Recently my senior team and I adopted three values that we actively try to live by in our leadership roles: We care. We lead by example. We have the courage to get better.
That first one (we care) is particularly meaningful to me. I learned that one a bit late—just in the last few years. It was painful, and I’m grateful that some people spoke up—like an anvil dropping on my head. No pain, no gain, I guess. Fortunately, it helped me understand the important role of a leader in shaping the work environment. In the words of an advisor and friend of mine, “culture is either an asset or a liability,” and it’s the leader’s special responsibility to create a positive work environment that will bring out the best in others. It sounds obvious and easy. It is obvious, but it’s the hardest and most important work a leader needs to do every day. Creating a positive work environment has been my top priority ever since.
Is the OneFinance Initiative your focus for Finance over the next 5 years? Or are there items beyond this that you and your team most want to accomplish?
At the moment, we’ve penciled in that the OneFinance Initiative will ramp down at the end of Fiscal Year 2026, and then Fiscal Year 2027 will be the year we finish transitioning the capabilities to ongoing continuous improvement inside our day-to-day financial operations.
I’m especially proud of what the OneFinance program is doing to build a more unified Finance function campus-wide. We’re going to build out a robust career development program for financial professionals. One foundational element of this will be to define which positions are in the finance job family and sub-families, and there are five or six additional building blocks that we will be building and knitting together.
The OneFinance North Star is “to enable Yale’s mission, simplify and standardize financial services in order to make life easier where everyone has a role in building a strong culture of financial integrity, insight and stewardship of Yale resources.” I see the OneFinance North Star as something that will endure and guide us long after the initiative ends.
What are the biggest challenges facing Finance?
Three things come to mind: Attracting and retaining high-quality financial talent; cyber fraud; and prioritizing projects.
We want to attract the best talent, and that means people who have options to work somewhere else, and probably for more than a university can pay them. We’re tackling that by creating a positive work environment—a culture where the best people want to work here because it’s fun, they grow, they belong to a great team, and they can work for a purpose that’s larger than themselves.
Cyber fraud is alarming. There are a lot of bad actors in the world, and they are getting more sophisticated every day, especially with the onset of artificial intelligence (AI). I read an article recently about an employee at a multinational firm who was duped by cybercriminals posing as the organization’s chief financial officer and other colleagues in a Zoom meeting. The criminals tricked the employee into transferring them $25 million by using AI to create an avatar with a voice overlay, so it appeared that the employee was talking to people he trusted.

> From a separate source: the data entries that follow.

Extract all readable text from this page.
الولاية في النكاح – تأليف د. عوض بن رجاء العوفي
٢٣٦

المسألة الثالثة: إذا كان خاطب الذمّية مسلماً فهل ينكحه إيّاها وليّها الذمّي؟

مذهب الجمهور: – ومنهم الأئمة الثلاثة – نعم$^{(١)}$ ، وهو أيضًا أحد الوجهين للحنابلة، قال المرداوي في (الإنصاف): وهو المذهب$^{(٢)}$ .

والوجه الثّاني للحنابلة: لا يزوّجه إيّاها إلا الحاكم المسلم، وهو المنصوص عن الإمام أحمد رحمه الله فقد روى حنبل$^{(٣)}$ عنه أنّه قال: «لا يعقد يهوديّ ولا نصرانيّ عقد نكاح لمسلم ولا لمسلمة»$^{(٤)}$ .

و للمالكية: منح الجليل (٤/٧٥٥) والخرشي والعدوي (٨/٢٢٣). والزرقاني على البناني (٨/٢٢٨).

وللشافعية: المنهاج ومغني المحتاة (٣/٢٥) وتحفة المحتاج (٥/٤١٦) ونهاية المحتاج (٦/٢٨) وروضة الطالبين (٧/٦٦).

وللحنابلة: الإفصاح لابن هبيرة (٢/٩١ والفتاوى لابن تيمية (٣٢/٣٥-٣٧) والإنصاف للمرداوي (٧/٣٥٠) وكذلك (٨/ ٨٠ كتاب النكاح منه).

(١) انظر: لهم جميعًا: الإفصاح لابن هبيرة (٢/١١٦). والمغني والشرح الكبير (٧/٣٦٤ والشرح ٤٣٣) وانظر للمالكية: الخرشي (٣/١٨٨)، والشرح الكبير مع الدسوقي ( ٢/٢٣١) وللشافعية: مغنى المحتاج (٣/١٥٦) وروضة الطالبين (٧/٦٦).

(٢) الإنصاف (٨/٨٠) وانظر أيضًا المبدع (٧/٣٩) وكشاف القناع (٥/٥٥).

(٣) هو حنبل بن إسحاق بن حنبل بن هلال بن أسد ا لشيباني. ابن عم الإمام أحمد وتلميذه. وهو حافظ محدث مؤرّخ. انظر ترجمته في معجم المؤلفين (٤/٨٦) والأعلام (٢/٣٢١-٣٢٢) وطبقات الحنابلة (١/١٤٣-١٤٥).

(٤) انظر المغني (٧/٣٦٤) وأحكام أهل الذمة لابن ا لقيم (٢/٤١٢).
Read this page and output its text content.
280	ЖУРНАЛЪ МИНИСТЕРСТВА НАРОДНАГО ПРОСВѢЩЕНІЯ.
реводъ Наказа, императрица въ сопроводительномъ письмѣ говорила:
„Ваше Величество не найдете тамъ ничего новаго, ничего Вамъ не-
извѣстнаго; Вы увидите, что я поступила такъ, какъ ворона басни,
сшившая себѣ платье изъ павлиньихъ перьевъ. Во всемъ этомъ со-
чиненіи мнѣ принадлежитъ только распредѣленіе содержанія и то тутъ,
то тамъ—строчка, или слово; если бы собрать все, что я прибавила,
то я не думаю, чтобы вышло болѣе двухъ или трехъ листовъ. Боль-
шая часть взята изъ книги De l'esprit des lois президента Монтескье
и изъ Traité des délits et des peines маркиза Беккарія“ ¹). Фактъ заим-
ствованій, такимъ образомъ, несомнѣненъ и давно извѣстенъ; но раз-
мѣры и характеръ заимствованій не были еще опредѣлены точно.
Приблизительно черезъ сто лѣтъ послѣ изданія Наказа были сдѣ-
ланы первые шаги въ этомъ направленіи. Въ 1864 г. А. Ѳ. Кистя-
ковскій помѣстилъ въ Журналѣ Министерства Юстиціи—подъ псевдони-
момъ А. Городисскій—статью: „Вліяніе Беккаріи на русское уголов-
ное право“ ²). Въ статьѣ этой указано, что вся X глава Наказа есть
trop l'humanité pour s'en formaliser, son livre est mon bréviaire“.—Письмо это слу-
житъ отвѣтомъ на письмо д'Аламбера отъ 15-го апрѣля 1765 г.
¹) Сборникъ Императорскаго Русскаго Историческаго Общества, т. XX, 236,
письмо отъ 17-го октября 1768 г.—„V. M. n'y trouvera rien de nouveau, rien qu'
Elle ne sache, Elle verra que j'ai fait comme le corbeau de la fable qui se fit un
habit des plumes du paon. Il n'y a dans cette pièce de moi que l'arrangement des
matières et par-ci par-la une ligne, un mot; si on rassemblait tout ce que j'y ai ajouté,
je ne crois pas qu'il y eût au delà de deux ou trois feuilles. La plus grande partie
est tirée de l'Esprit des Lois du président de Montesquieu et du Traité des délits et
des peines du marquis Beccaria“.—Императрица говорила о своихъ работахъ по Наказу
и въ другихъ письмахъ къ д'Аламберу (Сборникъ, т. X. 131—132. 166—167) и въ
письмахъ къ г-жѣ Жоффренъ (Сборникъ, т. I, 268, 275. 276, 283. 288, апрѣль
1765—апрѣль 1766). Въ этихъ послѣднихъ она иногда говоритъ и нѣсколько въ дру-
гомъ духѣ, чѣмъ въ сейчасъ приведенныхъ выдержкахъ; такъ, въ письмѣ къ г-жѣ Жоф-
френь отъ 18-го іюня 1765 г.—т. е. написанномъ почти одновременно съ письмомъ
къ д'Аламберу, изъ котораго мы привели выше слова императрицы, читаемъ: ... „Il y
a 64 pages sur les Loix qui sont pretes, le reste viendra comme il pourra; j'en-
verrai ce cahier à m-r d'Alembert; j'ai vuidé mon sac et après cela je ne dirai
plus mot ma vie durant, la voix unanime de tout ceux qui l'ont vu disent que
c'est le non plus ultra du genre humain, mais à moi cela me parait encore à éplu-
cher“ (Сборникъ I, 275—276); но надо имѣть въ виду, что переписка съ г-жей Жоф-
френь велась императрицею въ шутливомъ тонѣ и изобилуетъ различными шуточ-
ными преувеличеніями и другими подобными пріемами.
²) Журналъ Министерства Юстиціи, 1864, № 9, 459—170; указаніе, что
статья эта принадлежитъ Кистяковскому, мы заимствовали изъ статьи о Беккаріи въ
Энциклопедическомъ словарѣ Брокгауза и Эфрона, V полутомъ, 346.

This is why everyone who deals with financial work must be vigilant, follow procedures, have their antennae up about odd or out-of-the-ordinary requests, and then know how to take independent steps (like calling someone at a phone number you know is theirs) to verify activity. I really appreciate and admire the great work the Yale Information Security team does, and I encourage all faculty, students, and staff to look at their Bee Cyberfit materials. Each person at Yale plays a vital role in cybersecurity for both themselves and their friends and colleagues.
Finally, we always have opportunities to make the Finance function better. Over the past year, we’ve put in new processes for goal setting and approving projects. These are helping, but we still have work to do to get better at it. I like that challenge.